Writing jointly in Small Wars Journal.com, officers from the United States Air Force, Army, Navy and Marine Corps offered a lengthy analysis of what would be required to win out over the Taliban. The question they addressed was “How Should the U.S. Execute a Surge in Afghanistan?” The paper does not reflect official policy.
They noted that the failure to execute an effective counterinsurgency (COIN) to date has resulted in a security situation that “has steadily deteriorated since 2006 largely due to the lack of forces required.” Keep in mind, Afghanistan is not Iraq and the two cannot be compared in terms of the application of a military solution.
It is not that the U.S. does not know how to conduct a counterinsurgency. The principles involved were known to the Romans who conquered Gaul. Afghanistan differs from Iraq in that it has “a predominantly rural population with strong tribal loyalties, a historically weak central government, and (a) large, porous border (that) make the operational environment in Afghanistan much more challenging.” Or, in other words, damn near impossible.
“There are approximately 42 million Pashtuns spread throughout the region with 14 million living in Pakistan. These Afghan Pashtuns serve as the center of gravity for the Taliban” that are estimated to number between 10,000 and 15,000 “hardcore insurgents.” Two-thirds of the Pashtuns live in Western Pakistan along a 2,430 kilometer border with Afghanistan. They were the original source of the Taliban movement and are “unlike any operational problem faced in Iraq.”
Now do the math. For a successful counterinsurgency it will be necessary to have a 20- to-1,000 security force density in the Pashtun areas. This would require more than 280,000 military personnel. There is simply no way the U.S. alone could achieve this “for an Afghan population well over 32 million, even with the help of NATO and Afghan National Security Forces.
The latest report from Kabul is that the International Security Assistance Force, established by the United Nations in 2001, now numbers about 55,000 troops of which nearly half are U.S. military. If it cannot even secure Kabul, what are the odds it can have any success throughout some of the worst terrain for battle to be found anywhere in the world?

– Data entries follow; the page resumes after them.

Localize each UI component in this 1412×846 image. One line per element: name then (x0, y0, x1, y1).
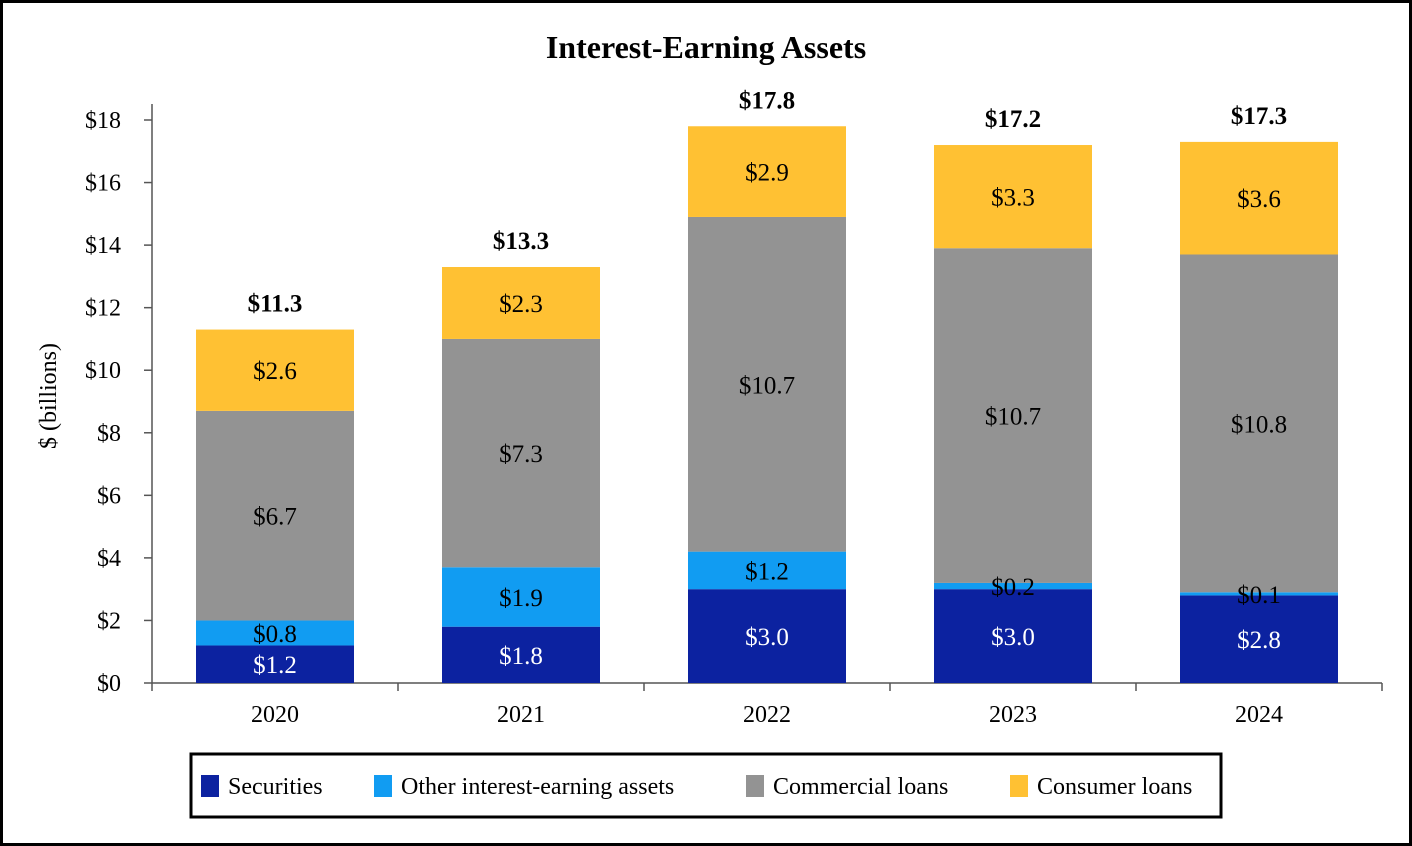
total-value-label: $17.2 (985, 106, 1041, 133)
bar-segment-commercial-loans (442, 338, 600, 568)
bar-segment-securities (688, 589, 846, 683)
x-tick-label: 2024 (1235, 702, 1283, 728)
segment-value-label: $1.2 (745, 558, 789, 585)
bar-segment-commercial-loans (934, 248, 1092, 583)
bar-segment-commercial-loans (196, 410, 354, 621)
total-value-label: $11.3 (248, 291, 303, 318)
y-tick-label: $8 (97, 421, 121, 447)
segment-value-label: $2.3 (499, 291, 543, 318)
y-tick-label: $6 (97, 483, 121, 509)
y-tick-label: $10 (85, 358, 121, 384)
y-tick-label: $12 (85, 296, 121, 322)
total-value-label: $17.3 (1231, 103, 1287, 130)
y-tick-label: $16 (85, 171, 121, 197)
bar-segment-consumer-loans (934, 145, 1092, 249)
x-tick-label: 2020 (251, 702, 299, 728)
segment-value-label: $0.8 (253, 621, 297, 648)
segment-value-label: $1.9 (499, 585, 543, 612)
legend-swatch (1010, 775, 1028, 797)
y-tick-label: $2 (97, 608, 121, 634)
segment-value-label: $3.0 (991, 624, 1035, 651)
segment-value-label: $0.1 (1237, 582, 1281, 609)
legend-box (189, 752, 1223, 819)
bar-segment-securities (196, 645, 354, 683)
bar-segment-securities (1180, 595, 1338, 683)
y-tick-label: $18 (85, 108, 121, 134)
legend-label: Securities (228, 774, 323, 800)
bar-segment-other-interest-earning-assets (1180, 592, 1338, 596)
segment-labels: $1.2 $0.8 $6.7 $2.6 $1.8 $1.9 $7.3 $2.3 $3.0 $1.2… (253, 160, 1287, 680)
segment-value-label: $3.6 (1237, 186, 1281, 213)
bar-segment-other-interest-earning-assets (688, 551, 846, 590)
legend-swatch (201, 775, 219, 797)
segment-value-label: $2.8 (1237, 627, 1281, 654)
segment-value-label: $10.7 (739, 372, 795, 399)
segment-value-label: $3.0 (745, 624, 789, 651)
y-tick-label: $0 (97, 671, 121, 697)
segment-value-label: $0.2 (991, 574, 1035, 601)
bar-segment-other-interest-earning-assets (934, 582, 1092, 590)
segment-value-label: $6.7 (253, 504, 297, 531)
y-tick-label: $4 (97, 546, 121, 572)
bar-segment-consumer-loans (196, 329, 354, 411)
legend: Securities Other interest-earning assets C… (189, 752, 1223, 819)
x-tick-label: 2021 (497, 702, 545, 728)
segment-value-label: $1.2 (253, 652, 297, 679)
bar-segment-commercial-loans (688, 216, 846, 552)
x-tick-label: 2022 (743, 702, 791, 728)
legend-label: Consumer loans (1037, 774, 1192, 800)
bar-segment-commercial-loans (1180, 254, 1338, 593)
y-axis-label: $ (billions) (36, 343, 62, 449)
legend-swatch (374, 775, 392, 797)
segment-value-label: $1.8 (499, 643, 543, 670)
bar-segment-other-interest-earning-assets (442, 567, 600, 627)
segment-value-label: $10.7 (985, 404, 1041, 431)
bar-segment-securities (442, 626, 600, 683)
bar-segment-consumer-loans (1180, 141, 1338, 255)
segment-value-label: $7.3 (499, 441, 543, 468)
segment-value-label: $2.9 (745, 160, 789, 187)
x-tick-labels: 2020 2021 2022 2023 2024 (251, 702, 1283, 728)
segment-value-label: $10.8 (1231, 411, 1287, 438)
legend-swatch (746, 775, 764, 797)
segment-value-label: $3.3 (991, 185, 1035, 212)
legend-label: Commercial loans (773, 774, 948, 800)
bar-segment-other-interest-earning-assets (196, 620, 354, 646)
segment-value-label: $2.6 (253, 358, 297, 385)
chart-title: Interest-Earning Assets (546, 29, 866, 65)
total-labels: $11.3 $13.3 $17.8 $17.2 $17.3 (248, 87, 1288, 317)
legend-label: Other interest-earning assets (401, 774, 674, 800)
bars (196, 126, 1338, 683)
total-value-label: $17.8 (739, 87, 795, 114)
axes: $0 $2 $4 $6 $8 $10 $12 $14 $16 $18 (85, 104, 1383, 697)
bar-segment-securities (934, 589, 1092, 683)
bar-segment-consumer-loans (442, 267, 600, 339)
y-tick-label: $14 (85, 233, 121, 259)
bar-segment-consumer-loans (688, 126, 846, 217)
x-tick-label: 2023 (989, 702, 1037, 728)
total-value-label: $13.3 (493, 228, 549, 255)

The British forces in poppy-rich Helmand province have been trying without success for three years to establish a measure of security there.
The decision by the new Commander-in-Chief, Barack Obama, to move more troops into this situation ignores the reality of waging war in Afghanistan. If he had no stomach for the war in Iraq, it is doubtful he will be willing to sustain the increased casualties that will result from simply putting more of our troops in harm’s way.
Islamic militancy throughout the Middle East and extending its deadly intensions worldwide is going to be a long fight. The U.S. would do well to pick somewhere other than Afghanistan to wage that war. If the Russians with some 100,000 troops were eventually defeated by the local tribes (with weapons assistance from the U.S.) it seems clear that the current mission has little hope for success. The Russians had 14,000 casualties by the time they left.
We should leave now. The Taliban are analogous to the street gangs that every city in America has had for decades and longer. Meanwhile, the U.S. needs to protect the Gulf States, Iraq, and Israel. The odds are that we will have to engage Iran at some point and tying up troops elsewhere is a bad strategy. It is now Obama’s war.